—Allons, Borrowdale, poursuivit Fleesham, convenez que vous plaisantiez! Imposer tout le pays pour obliger quelques milliers d'individus à faire fortune, c'est trop fort! ça ne passe pas, ça, mon cher Borrowdale. Décidément, je veux vous croire plus fin.
—Non, je ne badine pas, et ne badine jamais avec des sujets aussi graves, dit Borrowdale.
—Mais enfin vous avouerez qu'il serait ridicule de taxer tout le monde pour quelques milliers…
—Combien dites-vous?
—Combien?
—Oh! fit Squobb d'un ton négligent, six ou sept mille.
—Qu'est-ce à dire? Vous parlez des manufacturiers, n'est-ce pas?
Squobb, devant un personnage qui semblait si bien ferré sur la question, ne pensa pas qu'il fût prudent de se trop exposer. Aussi répondit-il avec légèreté.
—Les manufacturiers proprement dits, ou la classe manufacturière, qu'est-ce que ça fait?
—Soit, alors, nous les appellerons les sept mille manufacturiers, dit Borrowdale, et ça me paraît à peu près le chiffre. Eh bien, quel est le moyen d'élever la condition de ces manufacturiers? Comment leur procurer des bénéfices? N'est-ce pas en les mettant en position d'agrandir et d'augmenter leurs opérations ou, en d'autres termes, d''employer plus de bras? Supposons qu'ainsi on donne assez de confiance et de ressources à ces sept mille manufacturiers pour que, en moyenne, ils puissent employer vingt hommes de plus. Cela procure aussitôt de l'emploi à 140,000 personnes qui, peut-être en ce moment-ci, sont oisives. Allez-vous me dire que ces 140,000 personnes ne reçoivent pas un bénéfice direct?

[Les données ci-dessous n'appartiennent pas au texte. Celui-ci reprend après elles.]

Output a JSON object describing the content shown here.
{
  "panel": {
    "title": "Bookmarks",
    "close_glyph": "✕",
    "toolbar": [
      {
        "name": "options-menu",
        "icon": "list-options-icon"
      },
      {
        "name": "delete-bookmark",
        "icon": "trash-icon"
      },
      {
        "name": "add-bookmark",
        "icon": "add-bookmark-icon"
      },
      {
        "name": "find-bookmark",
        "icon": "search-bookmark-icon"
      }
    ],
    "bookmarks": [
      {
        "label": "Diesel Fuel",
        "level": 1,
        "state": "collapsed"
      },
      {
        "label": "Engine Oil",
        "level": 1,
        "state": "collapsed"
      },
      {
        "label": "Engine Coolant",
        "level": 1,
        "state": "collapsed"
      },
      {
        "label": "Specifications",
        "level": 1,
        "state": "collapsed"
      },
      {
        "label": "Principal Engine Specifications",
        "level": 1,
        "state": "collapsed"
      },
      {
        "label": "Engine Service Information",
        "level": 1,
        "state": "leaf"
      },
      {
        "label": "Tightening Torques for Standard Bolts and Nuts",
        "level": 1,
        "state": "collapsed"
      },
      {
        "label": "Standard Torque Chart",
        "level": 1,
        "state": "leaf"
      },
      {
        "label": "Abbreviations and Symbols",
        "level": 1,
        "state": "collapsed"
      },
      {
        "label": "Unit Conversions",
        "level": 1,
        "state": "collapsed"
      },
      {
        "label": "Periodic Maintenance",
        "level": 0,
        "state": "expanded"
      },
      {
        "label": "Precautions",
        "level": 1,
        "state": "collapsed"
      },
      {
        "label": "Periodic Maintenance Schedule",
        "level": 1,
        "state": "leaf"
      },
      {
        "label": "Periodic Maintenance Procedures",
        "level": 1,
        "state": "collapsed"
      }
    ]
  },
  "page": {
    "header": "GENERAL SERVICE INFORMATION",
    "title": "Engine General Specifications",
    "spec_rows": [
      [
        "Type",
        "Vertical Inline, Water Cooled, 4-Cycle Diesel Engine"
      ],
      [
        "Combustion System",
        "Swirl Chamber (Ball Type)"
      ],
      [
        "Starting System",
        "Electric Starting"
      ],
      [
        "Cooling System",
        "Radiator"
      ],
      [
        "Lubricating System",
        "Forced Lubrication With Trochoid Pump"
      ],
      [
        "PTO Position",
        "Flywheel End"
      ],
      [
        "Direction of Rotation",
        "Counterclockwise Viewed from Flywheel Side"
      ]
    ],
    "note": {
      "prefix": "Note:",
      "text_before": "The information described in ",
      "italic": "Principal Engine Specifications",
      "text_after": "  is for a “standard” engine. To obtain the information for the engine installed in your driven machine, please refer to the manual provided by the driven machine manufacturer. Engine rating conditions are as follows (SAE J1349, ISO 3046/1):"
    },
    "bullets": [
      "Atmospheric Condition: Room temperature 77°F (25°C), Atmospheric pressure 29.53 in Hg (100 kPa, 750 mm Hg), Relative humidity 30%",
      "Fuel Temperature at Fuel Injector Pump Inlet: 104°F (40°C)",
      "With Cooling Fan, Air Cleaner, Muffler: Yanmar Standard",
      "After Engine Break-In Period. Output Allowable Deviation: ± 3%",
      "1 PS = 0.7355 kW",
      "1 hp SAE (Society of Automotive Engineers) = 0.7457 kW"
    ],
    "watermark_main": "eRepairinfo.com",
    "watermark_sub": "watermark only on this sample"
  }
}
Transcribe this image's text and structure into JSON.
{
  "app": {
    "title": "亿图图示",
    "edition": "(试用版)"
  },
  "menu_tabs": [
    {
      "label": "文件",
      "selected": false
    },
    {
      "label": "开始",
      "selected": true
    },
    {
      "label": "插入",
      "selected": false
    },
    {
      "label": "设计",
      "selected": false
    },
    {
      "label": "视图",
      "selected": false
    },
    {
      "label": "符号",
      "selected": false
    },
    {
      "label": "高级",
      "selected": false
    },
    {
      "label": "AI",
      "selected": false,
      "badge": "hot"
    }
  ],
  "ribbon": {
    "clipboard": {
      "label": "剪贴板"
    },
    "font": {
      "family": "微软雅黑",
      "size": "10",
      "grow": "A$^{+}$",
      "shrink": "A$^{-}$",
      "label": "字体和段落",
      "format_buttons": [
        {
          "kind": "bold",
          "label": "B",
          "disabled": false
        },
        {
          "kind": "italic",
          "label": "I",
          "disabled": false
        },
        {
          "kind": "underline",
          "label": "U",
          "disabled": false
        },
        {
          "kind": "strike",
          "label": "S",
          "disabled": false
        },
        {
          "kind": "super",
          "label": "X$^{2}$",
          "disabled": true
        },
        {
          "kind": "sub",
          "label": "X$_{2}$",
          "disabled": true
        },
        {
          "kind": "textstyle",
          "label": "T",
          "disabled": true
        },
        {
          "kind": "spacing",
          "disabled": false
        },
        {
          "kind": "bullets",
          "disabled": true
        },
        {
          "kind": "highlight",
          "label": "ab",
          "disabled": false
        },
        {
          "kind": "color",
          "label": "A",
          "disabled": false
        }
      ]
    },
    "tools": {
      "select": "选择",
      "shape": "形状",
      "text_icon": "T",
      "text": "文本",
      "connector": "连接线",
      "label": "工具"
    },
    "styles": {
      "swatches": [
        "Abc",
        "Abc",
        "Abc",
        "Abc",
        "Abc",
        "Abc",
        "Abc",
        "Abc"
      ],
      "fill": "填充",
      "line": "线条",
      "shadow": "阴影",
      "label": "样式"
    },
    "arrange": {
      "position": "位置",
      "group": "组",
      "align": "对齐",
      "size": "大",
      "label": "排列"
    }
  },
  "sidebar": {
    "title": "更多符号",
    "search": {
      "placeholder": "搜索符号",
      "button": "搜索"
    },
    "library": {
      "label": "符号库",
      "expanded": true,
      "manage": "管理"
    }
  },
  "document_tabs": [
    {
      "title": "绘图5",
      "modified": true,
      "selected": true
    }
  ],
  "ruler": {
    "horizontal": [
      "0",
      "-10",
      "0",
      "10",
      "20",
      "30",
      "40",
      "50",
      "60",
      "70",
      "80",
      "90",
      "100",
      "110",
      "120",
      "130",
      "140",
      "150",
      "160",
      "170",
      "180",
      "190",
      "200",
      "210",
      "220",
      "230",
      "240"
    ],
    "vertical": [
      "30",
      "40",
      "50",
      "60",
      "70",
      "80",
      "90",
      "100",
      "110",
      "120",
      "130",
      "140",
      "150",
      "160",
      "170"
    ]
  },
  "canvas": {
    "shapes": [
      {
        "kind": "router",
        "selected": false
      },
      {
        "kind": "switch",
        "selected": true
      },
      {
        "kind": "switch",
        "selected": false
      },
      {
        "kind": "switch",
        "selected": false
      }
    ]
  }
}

Admettons qu'elles reçoivent une livre sterling de salaire par semaine; me direz-vous que, lorsque ces 140,000 livres seront dépensées chaque semaine chez le boulanger, le boucher, l'épicier, le marchand de marchandises sèches, ceux-ci ne s'en trouveront pas mieux? De plus, quand le boulanger, le boucher, auront porté cet argent au fermier pour acheter ses grains et sa farine, ses moutons, boeufs, légumes, et l'auront délivré de l'inconvénient d'envoyer ce qu'il peut de ses produits à trois mille milles de distance, pour baisser de valeur en voyage, me direz-vous que l'agriculteur et, par conséquent, l'agriculture n'auront pas leur compte dans ce procédé? Puis, quand le manufacturier viendra trouver ce même fermier pour lui acheter ses peaux, ses laines et son chanvre à un bon prix, au lieu d'être forcé, comme maintenant, de les livrer à des spéculateurs américains pour les deux tiers de leur valeur, n'aura-t-il pas du profit? De fait, pouvez-vous me citer une classe individuelle qui ne recevra sa proportion du profit?